- India buyers favour domestic alternatives over imports
- Turkiye deep-sea scrap prices face downward pressure
South Asian imported ferrous scrap markets remained subdued during the week ended 17 June 2026, as weak steel demand, poor import viability, and cautious mill procurement limited buying activity. Meanwhile, Turkiye’s deep-sea scrap market remained under pressure amid softer deal levels and persistent downward price sentiment.
India: Imported ferrous scrap market remained subdued, with poor import viability and cheaper sponge iron and DRI continuing to limit buying interest. A market participants reported, “No import deals over the past two months, reflecting weak demand for imported material.”
Although a 500 t cargo of Brazil-origin HMS 80:20 hand-loaded material was reported at $360/t CFR West Coast, buying interest remained limited as imported scrap continued to struggle against cheaper domestic feedstock. HMS 80:20 offers were heard at $345-355/t CFR Nhava Sheva against bids of $330-340/t CFR, while shredded scrap offers at around $395/t CFR remained well above buyer indications of $370-375/t CFR.
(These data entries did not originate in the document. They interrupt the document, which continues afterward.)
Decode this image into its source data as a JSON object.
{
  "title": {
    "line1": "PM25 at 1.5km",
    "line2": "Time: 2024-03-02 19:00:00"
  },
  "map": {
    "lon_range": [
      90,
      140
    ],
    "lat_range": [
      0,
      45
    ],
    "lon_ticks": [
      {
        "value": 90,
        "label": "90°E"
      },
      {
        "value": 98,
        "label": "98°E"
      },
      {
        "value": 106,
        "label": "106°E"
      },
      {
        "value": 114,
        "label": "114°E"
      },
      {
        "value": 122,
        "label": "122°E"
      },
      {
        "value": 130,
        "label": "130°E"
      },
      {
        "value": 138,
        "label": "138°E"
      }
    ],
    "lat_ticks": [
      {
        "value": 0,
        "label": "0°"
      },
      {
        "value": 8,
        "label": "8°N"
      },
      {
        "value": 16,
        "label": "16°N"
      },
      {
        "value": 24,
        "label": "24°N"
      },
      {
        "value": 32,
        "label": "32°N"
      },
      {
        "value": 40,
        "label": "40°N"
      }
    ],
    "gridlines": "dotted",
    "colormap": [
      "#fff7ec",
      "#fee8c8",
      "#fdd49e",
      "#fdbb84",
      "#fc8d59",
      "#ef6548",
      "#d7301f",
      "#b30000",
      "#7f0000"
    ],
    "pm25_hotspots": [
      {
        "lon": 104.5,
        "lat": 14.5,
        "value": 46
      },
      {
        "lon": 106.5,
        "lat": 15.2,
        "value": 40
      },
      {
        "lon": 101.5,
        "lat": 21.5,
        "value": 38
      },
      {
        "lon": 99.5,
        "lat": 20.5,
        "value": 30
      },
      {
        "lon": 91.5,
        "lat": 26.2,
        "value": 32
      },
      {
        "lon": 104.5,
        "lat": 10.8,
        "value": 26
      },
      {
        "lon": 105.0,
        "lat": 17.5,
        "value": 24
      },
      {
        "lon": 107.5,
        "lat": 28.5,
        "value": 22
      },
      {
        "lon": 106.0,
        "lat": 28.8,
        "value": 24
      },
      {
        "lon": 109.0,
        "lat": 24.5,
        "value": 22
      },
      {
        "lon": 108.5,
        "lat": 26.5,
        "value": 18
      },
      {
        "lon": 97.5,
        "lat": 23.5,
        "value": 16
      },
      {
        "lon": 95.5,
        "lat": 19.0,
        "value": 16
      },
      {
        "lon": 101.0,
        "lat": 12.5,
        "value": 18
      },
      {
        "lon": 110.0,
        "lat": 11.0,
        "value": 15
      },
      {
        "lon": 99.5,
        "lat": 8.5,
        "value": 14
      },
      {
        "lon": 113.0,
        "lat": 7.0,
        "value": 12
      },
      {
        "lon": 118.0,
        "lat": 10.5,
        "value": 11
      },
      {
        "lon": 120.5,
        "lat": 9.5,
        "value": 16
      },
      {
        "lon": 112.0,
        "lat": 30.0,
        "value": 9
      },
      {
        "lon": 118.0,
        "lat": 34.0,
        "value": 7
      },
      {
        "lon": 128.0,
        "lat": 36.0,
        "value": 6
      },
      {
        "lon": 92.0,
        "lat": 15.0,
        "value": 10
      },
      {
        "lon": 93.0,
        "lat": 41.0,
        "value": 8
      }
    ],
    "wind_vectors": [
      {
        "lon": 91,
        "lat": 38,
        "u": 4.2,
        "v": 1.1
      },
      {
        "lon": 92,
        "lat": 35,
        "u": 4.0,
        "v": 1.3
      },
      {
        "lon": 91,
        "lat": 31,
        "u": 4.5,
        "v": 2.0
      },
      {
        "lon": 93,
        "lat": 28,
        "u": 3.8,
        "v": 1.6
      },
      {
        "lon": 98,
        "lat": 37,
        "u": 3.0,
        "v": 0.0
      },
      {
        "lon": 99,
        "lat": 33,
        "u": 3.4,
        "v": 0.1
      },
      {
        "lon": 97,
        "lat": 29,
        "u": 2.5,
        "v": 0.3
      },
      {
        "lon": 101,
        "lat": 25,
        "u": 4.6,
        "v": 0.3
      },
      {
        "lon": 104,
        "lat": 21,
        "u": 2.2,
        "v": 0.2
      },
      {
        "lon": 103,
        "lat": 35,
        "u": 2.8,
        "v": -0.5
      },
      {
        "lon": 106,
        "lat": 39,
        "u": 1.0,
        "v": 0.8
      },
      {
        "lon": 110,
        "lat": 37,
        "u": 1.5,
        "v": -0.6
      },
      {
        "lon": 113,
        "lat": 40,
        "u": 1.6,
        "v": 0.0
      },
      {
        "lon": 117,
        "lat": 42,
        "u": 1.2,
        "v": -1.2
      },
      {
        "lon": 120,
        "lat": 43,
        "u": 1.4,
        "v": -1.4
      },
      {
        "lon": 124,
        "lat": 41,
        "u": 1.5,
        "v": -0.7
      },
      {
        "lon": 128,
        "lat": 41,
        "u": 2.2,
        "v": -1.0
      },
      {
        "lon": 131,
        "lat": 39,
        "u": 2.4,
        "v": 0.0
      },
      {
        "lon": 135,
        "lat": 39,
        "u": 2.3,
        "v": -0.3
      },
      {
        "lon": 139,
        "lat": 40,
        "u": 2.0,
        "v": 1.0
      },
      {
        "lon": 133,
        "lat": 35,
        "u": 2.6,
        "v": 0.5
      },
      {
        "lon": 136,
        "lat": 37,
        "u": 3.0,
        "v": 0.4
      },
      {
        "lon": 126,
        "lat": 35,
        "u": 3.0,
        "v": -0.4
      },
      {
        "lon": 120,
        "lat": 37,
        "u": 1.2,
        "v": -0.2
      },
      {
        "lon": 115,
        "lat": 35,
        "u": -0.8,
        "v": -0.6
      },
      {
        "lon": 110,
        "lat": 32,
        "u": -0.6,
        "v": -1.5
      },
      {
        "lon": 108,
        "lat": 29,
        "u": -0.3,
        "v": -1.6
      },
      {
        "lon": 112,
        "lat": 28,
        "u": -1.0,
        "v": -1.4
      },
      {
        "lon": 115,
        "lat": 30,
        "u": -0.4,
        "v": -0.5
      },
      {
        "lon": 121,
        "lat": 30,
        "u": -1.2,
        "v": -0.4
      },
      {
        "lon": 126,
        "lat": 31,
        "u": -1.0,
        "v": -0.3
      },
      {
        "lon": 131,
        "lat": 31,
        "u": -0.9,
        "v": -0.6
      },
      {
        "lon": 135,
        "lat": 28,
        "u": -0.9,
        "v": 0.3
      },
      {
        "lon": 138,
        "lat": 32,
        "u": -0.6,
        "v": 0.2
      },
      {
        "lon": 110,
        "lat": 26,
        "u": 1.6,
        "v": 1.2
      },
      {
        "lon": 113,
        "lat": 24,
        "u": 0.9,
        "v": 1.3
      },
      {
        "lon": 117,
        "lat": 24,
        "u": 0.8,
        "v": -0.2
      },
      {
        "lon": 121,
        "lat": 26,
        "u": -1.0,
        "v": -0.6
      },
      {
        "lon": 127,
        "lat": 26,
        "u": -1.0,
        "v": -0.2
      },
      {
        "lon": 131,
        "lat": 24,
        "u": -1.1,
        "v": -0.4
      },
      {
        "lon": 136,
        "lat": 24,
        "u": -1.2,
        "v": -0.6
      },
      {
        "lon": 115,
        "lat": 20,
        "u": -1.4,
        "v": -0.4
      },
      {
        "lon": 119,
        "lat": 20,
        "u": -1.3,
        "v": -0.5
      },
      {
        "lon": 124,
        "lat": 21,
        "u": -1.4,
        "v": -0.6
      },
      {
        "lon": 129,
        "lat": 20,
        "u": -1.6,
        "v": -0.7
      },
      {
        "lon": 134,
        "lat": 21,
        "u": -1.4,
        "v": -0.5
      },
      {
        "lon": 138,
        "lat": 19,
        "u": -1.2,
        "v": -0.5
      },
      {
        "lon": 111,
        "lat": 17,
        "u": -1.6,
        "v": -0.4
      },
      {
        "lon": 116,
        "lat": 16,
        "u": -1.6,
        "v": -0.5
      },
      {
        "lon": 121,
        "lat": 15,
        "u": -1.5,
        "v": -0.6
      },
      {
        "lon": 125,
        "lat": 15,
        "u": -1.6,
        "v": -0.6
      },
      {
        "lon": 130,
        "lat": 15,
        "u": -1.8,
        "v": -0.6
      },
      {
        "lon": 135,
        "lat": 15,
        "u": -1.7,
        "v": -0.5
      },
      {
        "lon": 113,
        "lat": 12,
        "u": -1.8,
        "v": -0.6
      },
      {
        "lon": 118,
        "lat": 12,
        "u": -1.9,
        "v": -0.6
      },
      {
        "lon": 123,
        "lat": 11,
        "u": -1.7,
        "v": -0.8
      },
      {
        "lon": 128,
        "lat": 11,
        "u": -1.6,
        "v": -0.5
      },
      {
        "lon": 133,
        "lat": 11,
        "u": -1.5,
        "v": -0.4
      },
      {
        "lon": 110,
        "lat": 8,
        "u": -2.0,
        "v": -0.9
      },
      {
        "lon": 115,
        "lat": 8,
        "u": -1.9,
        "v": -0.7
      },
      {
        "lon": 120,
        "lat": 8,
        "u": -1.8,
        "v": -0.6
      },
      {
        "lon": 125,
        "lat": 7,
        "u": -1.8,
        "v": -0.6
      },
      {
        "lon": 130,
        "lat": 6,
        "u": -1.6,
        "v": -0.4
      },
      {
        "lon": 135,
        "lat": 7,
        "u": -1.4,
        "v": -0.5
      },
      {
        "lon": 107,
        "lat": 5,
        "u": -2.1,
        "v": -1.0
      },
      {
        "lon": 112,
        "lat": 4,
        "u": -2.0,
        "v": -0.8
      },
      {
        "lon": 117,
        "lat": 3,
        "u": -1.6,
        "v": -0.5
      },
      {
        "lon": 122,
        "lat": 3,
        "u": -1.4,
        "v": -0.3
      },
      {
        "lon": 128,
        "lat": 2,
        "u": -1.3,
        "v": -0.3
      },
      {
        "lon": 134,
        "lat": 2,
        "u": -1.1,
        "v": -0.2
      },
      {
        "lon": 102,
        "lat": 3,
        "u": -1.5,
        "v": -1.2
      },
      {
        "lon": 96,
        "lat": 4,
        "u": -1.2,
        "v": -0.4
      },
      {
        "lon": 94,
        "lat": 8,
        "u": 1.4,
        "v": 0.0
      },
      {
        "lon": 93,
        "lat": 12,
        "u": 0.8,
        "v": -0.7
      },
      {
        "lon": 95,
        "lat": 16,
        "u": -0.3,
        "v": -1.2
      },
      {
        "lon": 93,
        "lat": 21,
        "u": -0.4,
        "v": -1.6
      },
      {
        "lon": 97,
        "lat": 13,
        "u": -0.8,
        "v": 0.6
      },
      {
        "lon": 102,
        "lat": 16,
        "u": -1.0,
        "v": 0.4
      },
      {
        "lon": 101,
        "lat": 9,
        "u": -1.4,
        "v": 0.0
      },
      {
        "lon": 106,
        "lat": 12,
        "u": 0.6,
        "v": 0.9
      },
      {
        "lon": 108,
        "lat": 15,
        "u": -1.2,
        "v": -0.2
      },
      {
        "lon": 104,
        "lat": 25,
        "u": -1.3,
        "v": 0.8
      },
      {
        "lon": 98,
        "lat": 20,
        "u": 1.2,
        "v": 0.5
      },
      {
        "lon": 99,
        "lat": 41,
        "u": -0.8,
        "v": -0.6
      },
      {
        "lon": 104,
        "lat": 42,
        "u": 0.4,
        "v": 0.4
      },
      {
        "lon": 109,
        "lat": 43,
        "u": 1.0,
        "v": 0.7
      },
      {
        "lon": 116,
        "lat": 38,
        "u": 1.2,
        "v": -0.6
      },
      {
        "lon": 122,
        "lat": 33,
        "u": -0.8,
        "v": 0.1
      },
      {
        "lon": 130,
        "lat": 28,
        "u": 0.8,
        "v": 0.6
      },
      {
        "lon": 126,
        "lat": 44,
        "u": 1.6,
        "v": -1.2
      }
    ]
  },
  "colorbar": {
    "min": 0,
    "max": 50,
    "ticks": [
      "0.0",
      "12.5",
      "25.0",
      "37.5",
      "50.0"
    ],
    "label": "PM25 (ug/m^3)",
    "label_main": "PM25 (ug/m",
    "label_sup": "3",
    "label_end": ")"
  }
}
Pakistan: Imported shredded scrap sentiment softened further, with buyers adopting a wait-and-watch approach amid expectations of lower prices following recent geopolitical developments. UK-origin shredded scrap offers were heard at $415-418/t CFR Qasim against bids of $400-405/t, while market participants indicated a workable level around $410/t CFR.
Bangladesh: The imported scrap market remained quiet, with buyers staying cautious amid weak steel demand and rising electricity costs. Buyers targeted around $400/t CFR and largely adopted a wait-and-watch approach, expecting a potential market correction. UK-origin shredded scrap offers were heard at $407-410/t CFR, while HMS 80:20 was available at around $380/t CFR.
Reported transactions included Philippines-origin GI bundles at $340/t CFR Chattogram, Brazil-origin HMS 80:20 at $370/t CFR, and Australia/New Zealand-origin HMS 90:10 at $387/t CFR Chattogram.

Turkiye: Deep-sea imported scrap market remained soft, with downward pressure persisting amid weak Turkish buying interest and improving competitiveness of Black Sea-origin cargoes. A deal for Europe-origin HMS 80:20 to Turkiye was reportedly concluded at $387/t CFR, indicating lower workable levels in the market. A market participant noted that “UK and Western European exporters remained under pressure to secure sales, with indicative levels heard around $380-383/t CFR. Meanwhile, US-origin HMS 80:20 continued to face resistance below $400/t CFR, as Turkish bids remained in the low $390s while suppliers held firm on offers.”